The law, implemented two years ago, was intended to reduce state prison populations. But it also has ended up saving the state a substantial amount of money, county Chief Executive William T Fujioka said.
Next year, according to state projections, Fujioka said, California will save $2.68 billion as a result of realignment, and will give $950 million to counties to help them implement the program, realizing a net savings of $1.73 billion.
“I don’t believe this program should have saved money for the state,” he said. “They shifted a population to us. At the same time they should have shifted appropriate funding to us.”
The county’s Board of Supervisors voted to send the governor and legislative leaders a letter requesting more money. And they hope to encourage other counties to join in the push.
Over the last two years, 18,392 state prisoners have been released to the supervision of Los Angeles County’s probation department instead of state parole, according to a two-year status report on realignment given to the board Tuesday.

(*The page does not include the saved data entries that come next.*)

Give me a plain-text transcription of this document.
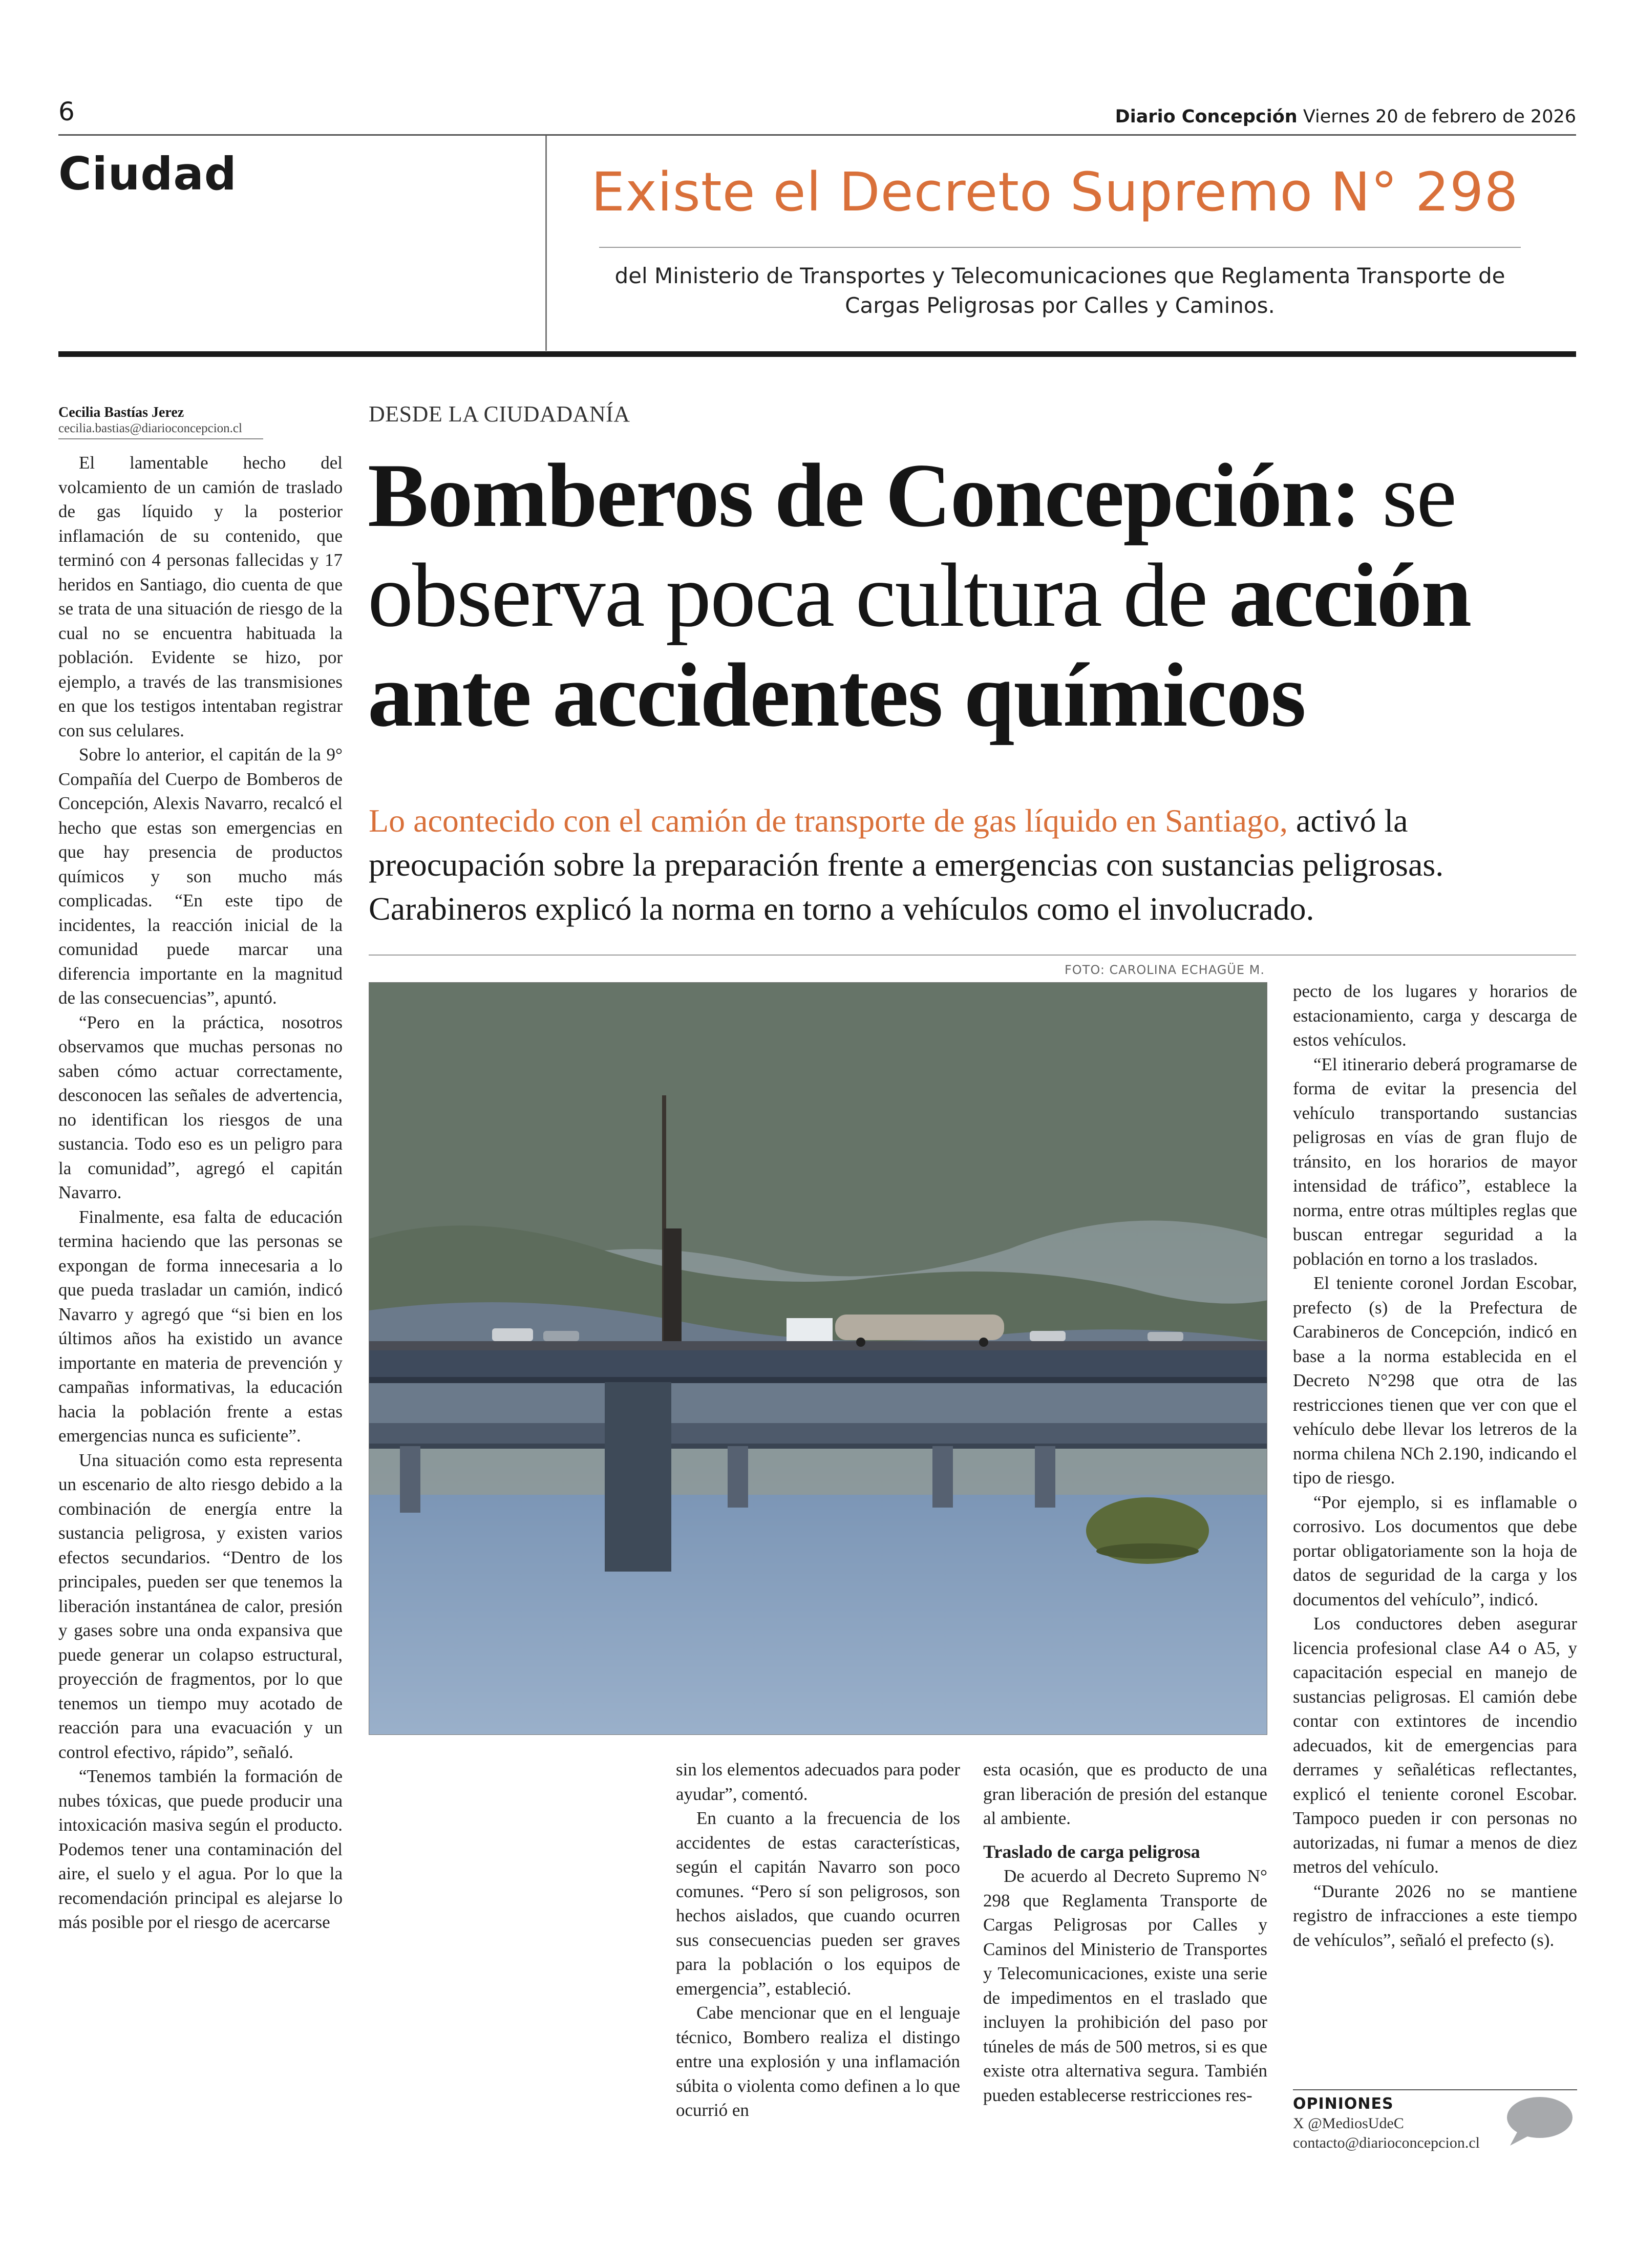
6	Diario Concepción Viernes 20 de febrero de 2026
Ciudad	Existe el Decreto Supremo N° 298
del Ministerio de Transportes y Telecomunicaciones que Reglamenta Transporte de Cargas Peligrosas por Calles y Caminos.
Cecilia Bastías Jerez
cecilia.bastias@diarioconcepcion.cl
DESDE LA CIUDADANÍA
Bomberos de Concepción: se observa poca cultura de acción ante accidentes químicos
Lo acontecido con el camión de transporte de gas líquido en Santiago, activó la preocupación sobre la preparación frente a emergencias con sustancias peligrosas. Carabineros explicó la norma en torno a vehículos como el involucrado.

El lamentable hecho del volcamiento de un camión de traslado de gas líquido y la posterior inflamación de su contenido, que terminó con 4 personas fallecidas y 17 heridos en Santiago, dio cuenta de que se trata de una situación de riesgo de la cual no se encuentra habituada la población. Evidente se hizo, por ejemplo, a través de las transmisiones en que los testigos intentaban registrar con sus celulares.

Sobre lo anterior, el capitán de la 9° Compañía del Cuerpo de Bomberos de Concepción, Alexis Navarro, recalcó el hecho que estas son emergencias en que hay presencia de productos químicos y son mucho más complicadas. “En este tipo de incidentes, la reacción inicial de la comunidad puede marcar una diferencia importante en la magnitud de las consecuencias”, apuntó.

“Pero en la práctica, nosotros observamos que muchas personas no saben cómo actuar correctamente, desconocen las señales de advertencia, no identifican los riesgos de una sustancia. Todo eso es un peligro para la comunidad”, agregó el capitán Navarro.

Finalmente, esa falta de educación termina haciendo que las personas se expongan de forma innecesaria a lo que pueda trasladar un camión, indicó Navarro y agregó que “si bien en los últimos años ha existido un avance importante en materia de prevención y campañas informativas, la educación hacia la población frente a estas emergencias nunca es suficiente”.

Una situación como esta representa un escenario de alto riesgo debido a la combinación de energía entre la sustancia peligrosa, y existen varios efectos secundarios. “Dentro de los principales, pueden ser que tenemos la liberación instantánea de calor, presión y gases sobre una onda expansiva que puede generar un colapso estructural, proyección de fragmentos, por lo que tenemos un tiempo muy acotado de reacción para una evacuación y un control efectivo, rápido”, señaló.

“Tenemos también la formación de nubes tóxicas, que puede producir una intoxicación masiva según el producto. Podemos tener una contaminación del aire, el suelo y el agua. Por lo que la recomendación principal es alejarse lo más posible por el riesgo de acercarse

FOTO: CAROLINA ECHAGÜE M.

sin los elementos adecuados para poder ayudar”, comentó.

En cuanto a la frecuencia de los accidentes de estas características, según el capitán Navarro son poco comunes. “Pero sí son peligrosos, son hechos aislados, que cuando ocurren sus consecuencias pueden ser graves para la población o los equipos de emergencia”, estableció.

Cabe mencionar que en el lenguaje técnico, Bombero realiza el distingo entre una explosión y una inflamación súbita o violenta como definen a lo que ocurrió en

esta ocasión, que es producto de una gran liberación de presión del estanque al ambiente.

Traslado de carga peligrosa

De acuerdo al Decreto Supremo N° 298 que Reglamenta Transporte de Cargas Peligrosas por Calles y Caminos del Ministerio de Transportes y Telecomunicaciones, existe una serie de impedimentos en el traslado que incluyen la prohibición del paso por túneles de más de 500 metros, si es que existe otra alternativa segura. También pueden establecerse restricciones res-

pecto de los lugares y horarios de estacionamiento, carga y descarga de estos vehículos.

“El itinerario deberá programarse de forma de evitar la presencia del vehículo transportando sustancias peligrosas en vías de gran flujo de tránsito, en los horarios de mayor intensidad de tráfico”, establece la norma, entre otras múltiples reglas que buscan entregar seguridad a la población en torno a los traslados.

El teniente coronel Jordan Escobar, prefecto (s) de la Prefectura de Carabineros de Concepción, indicó en base a la norma establecida en el Decreto N°298 que otra de las restricciones tienen que ver con que el vehículo debe llevar los letreros de la norma chilena NCh 2.190, indicando el tipo de riesgo.

“Por ejemplo, si es inflamable o corrosivo. Los documentos que debe portar obligatoriamente son la hoja de datos de seguridad de la carga y los documentos del vehículo”, indicó.

Los conductores deben asegurar licencia profesional clase A4 o A5, y capacitación especial en manejo de sustancias peligrosas. El camión debe contar con extintores de incendio adecuados, kit de emergencias para derrames y señaléticas reflectantes, explicó el teniente coronel Escobar. Tampoco pueden ir con personas no autorizadas, ni fumar a menos de diez metros del vehículo.

“Durante 2026 no se mantiene registro de infracciones a este tiempo de vehículos”, señaló el prefecto (s).

OPINIONES
X @MediosUdeC
contacto@diarioconcepcion.cl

The department currently has a case load of about 10,000 former state prisoners, nearly 20% of whom have absconded from supervision and have warrants out for their arrest.
A substantial number of the former state inmates -- about 4,000 -- have been assessed as needing mental health or substance abuse treatment, and about 1,000 are homeless, according to the report.
A random sampling of 500 offenders released from prison to Los Angeles County in July 2012 found that 60% of them returned to jail in the next year, either on a new offense -- a so-called “flash incarceration” jail stint of 10 days or less imposed for violating probation -- or after having their probation revoked.
The county’s overcrowded jails also have a consistent population of about 6,000 inmates who would previously have been sentenced to state prison, leading to more early releases of other inmates to save space.
Some advocates criticized county officials for complaining about the lack of resources without having fully explored options like increasing the pretrial release of offenders on electronic monitoring.
“Realignment imposed burdens but it also imposed opportunities for the county to take advantage of,” said Peter Eliasberg, the legal director of the ACLU of Southern California. “The county seems to like to complain but not to take advantage of the opportunities.”